I donated. My employers match charitable donations, though not always in a timely fashion. I'm hoping that their contribution can be further matched.
Thanks! Who is your employer? We may need to send them some forms. We already have donation matching set up with Google, Microsoft, Boeing, Adobe, Fannie Mae, and several other companies through Network for Good and America's Charities.
You can also contact me privately via email.
Wow, MIRI is more underfunded than I thought. I donated again, after freeing up some cash.
Donated 1400$
Currently between jobs; donated $100 anyway, as the world is not a story and will not wait for my montage to finish.
I donated $5000.
Donated $50.
$50.
Donated $50.
Donated 0.9766578425 bitcoins, a number I chose since that's Chaitin's Omega for the shortest FAI.
Donated $50.
Just curious, whatever happened to EY's rationality books? You invested months of effort into them. Did you pull a sunk cost reversal? Or is publishing them not on the schedule till next year.
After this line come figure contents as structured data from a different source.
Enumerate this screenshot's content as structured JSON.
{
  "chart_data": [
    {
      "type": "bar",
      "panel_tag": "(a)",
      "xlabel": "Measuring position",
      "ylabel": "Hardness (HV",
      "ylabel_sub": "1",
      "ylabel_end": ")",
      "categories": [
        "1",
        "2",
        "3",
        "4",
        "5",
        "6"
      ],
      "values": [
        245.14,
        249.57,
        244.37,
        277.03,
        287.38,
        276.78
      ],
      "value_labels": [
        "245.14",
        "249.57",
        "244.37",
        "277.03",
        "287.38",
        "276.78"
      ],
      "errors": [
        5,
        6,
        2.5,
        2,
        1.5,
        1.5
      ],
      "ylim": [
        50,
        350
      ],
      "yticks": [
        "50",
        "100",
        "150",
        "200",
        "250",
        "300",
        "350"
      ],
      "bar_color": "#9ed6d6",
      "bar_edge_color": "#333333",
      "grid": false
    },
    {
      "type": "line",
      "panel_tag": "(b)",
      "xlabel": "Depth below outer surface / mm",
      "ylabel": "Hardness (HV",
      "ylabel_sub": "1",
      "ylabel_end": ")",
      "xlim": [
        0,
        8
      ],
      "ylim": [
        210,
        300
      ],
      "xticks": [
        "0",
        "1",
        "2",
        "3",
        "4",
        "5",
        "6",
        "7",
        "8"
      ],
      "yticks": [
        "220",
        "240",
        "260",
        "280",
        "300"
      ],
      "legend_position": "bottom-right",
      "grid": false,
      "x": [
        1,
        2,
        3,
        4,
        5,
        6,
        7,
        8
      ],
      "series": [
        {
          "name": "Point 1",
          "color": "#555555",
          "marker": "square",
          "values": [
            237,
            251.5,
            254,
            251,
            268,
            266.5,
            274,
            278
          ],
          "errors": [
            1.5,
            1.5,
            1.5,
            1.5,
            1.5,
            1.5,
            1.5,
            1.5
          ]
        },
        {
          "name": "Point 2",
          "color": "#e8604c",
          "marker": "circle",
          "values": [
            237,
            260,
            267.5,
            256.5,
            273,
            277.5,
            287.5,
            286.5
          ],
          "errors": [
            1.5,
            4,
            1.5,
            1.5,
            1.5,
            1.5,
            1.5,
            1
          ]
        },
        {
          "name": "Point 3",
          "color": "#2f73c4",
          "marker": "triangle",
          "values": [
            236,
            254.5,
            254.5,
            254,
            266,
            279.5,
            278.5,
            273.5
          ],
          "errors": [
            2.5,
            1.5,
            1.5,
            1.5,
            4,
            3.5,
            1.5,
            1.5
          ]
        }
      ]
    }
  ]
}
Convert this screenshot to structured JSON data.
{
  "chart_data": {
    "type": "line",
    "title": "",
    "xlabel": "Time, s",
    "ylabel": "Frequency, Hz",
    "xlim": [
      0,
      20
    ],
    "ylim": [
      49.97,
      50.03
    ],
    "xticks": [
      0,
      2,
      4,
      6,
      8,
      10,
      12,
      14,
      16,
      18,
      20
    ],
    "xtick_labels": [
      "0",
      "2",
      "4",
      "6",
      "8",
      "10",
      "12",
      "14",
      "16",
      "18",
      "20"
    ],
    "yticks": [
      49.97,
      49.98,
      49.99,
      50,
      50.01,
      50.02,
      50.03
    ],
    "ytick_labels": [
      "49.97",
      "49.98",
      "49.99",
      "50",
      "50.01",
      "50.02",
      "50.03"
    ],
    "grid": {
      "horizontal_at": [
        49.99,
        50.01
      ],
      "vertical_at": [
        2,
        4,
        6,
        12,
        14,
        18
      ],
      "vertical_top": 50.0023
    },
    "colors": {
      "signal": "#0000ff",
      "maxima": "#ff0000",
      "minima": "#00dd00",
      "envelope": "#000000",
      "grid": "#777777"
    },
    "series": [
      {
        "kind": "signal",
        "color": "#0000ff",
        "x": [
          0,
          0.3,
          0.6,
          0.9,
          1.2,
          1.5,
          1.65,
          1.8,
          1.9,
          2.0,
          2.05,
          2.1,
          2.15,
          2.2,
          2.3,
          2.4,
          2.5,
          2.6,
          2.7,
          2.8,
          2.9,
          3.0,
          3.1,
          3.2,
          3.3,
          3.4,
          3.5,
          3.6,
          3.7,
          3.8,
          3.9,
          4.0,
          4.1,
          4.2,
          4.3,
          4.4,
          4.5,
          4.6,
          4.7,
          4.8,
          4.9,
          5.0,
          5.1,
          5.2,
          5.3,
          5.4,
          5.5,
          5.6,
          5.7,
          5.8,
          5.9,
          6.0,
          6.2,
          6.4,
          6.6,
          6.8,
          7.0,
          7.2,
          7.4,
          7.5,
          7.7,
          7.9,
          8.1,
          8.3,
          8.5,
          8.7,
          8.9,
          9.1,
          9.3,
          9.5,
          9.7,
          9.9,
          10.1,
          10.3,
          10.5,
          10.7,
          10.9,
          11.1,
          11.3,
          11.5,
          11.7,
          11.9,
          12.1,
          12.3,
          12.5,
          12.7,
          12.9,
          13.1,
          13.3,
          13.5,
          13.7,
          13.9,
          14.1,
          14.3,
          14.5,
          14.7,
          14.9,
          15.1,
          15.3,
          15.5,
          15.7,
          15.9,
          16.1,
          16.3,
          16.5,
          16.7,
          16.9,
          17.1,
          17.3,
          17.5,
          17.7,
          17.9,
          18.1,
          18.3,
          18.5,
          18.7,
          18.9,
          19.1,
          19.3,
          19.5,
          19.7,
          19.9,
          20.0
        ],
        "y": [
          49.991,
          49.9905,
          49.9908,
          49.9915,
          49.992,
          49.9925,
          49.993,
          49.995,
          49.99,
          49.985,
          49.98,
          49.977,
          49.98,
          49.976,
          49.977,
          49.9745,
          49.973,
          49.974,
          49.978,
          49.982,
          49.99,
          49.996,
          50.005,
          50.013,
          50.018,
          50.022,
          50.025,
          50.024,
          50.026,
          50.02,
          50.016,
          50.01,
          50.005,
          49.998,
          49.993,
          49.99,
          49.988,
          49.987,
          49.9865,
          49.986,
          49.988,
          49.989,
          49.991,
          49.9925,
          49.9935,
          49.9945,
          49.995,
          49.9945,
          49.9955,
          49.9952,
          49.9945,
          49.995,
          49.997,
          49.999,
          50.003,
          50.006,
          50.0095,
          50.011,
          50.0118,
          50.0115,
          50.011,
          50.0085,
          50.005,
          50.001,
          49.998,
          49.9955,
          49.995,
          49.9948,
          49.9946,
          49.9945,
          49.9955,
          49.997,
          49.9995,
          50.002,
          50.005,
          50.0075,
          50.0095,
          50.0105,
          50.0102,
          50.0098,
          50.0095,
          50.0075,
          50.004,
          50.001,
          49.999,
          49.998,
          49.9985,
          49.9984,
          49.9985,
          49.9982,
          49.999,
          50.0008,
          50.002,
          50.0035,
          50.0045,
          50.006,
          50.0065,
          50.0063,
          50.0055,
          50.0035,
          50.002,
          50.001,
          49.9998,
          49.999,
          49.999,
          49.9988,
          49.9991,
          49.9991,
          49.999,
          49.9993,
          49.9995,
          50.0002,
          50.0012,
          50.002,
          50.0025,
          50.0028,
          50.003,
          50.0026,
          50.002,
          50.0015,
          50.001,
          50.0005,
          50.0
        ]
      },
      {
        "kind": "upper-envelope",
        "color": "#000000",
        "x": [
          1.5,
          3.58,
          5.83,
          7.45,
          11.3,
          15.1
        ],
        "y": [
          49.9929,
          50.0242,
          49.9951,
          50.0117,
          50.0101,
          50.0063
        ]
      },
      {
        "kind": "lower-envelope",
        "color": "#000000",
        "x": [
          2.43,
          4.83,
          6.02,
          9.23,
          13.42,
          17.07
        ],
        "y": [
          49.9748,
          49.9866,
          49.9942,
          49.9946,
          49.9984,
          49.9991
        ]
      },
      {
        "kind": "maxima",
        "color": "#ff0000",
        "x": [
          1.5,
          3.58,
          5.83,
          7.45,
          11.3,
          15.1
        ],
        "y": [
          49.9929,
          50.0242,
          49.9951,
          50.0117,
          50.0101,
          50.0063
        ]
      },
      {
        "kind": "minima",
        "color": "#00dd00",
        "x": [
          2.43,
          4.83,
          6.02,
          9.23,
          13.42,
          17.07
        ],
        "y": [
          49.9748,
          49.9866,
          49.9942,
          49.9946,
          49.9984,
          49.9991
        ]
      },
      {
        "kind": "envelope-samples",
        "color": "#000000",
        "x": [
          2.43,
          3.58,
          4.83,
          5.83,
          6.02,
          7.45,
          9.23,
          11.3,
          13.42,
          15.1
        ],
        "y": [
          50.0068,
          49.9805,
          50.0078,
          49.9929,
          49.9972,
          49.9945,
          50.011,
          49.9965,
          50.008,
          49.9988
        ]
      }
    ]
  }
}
The drafts came out unexciting according to reader reports. I suspect that magical writing energy ['magic' = not understood] was diverted from the rationality book into the first 63 chapters of HPMOR which I was doing in my 'off time' while writing the book, and which does have Yudkowskian magic according to readers. HPMOR and CFAR between them used up a lot of the marginal utility I thought we would get from the book which diminishes the marginal utility of completing it.
Shoulda hired Yvain to retell them :)
We tried that experiment, but Yvain was heading off to a new job and his first stab didn't seem to be a quick fix.
I wasn't especially happy with the reception / effects of publishing the unpolished TDT draft.
66$, with some help of a friend.
I've only just now gotten a job, and may owe my dad too much money to make this donation drive, but I'll see what I can do. If things go as planned, I might be able to give 700 by the deadline.
Also, isn't three weeks something of a short window?
Paycheck came in, donated the 700!
I'm still surprised that it took you two weeks before mentioning it in LessWrong. Was this delay by neglect or design?
In part, we wanted to learn something about the degree to which donors are following the blog, following our newsletter, or following Less Wrong. I also wanted to be able to link from this post to a forthcoming interview with Benja Fallenstein that explains in more detail what we actually do at the workshops and why, but that was taking too long to complete, so I decided to just hurry up and post.
Data point: I was following the blog, which is where I first heard about the drive, but it was the comments on this thread which got me to finally donate.
The links to Eliezer's Open Problems in FAI papers are broken.
For the goal of eventually creating FAI, it seems work can be roughly divided into making the first AGI (1) have humane values and (2) keep those values. Current attention seems to be focused on the 2nd category of problems. The work I've seen in the first category: CEV (9 years old!), Paul Christiano's man-in-a-box indirect normativity, Luke's decision neuroscience, Daniel Dewey's value learning... I really like these approaches but they are only very early starting points compared to what will eventually be required.
Do you have any plans to tackle the hu... (read more)
Yes. The next open problem description in Eliezer's writing queue is in this category.
I think small donors should also state their donations amounts of 50-100 dollars. Having counted the medium and large donations in this thread to a rough total of 11,000 dollars, it seems unlikely that the goal is being reached with just those, and I have a feeling there will be some sort of "breaking the ice" effect if small donors chirped up about their chip ins, so to speak. Right now the number of medium and large donors represented in this thread eclipses the smalls.
I was going to donate (a not-huge amount) but I can't because Paypal won't accept my credit card. Don't know why. I did have a Paypal account that got blocked years ago for some unknown reason that I've never bothered to fix since it requires faxing documentation or some such nonsense.
I wonder, if this community has the allegiance of at least 100 rationalists in the 80th percentile for rationality, how much money could be raised if all of them tried to form separate start-ups as feeder companies for MIRI?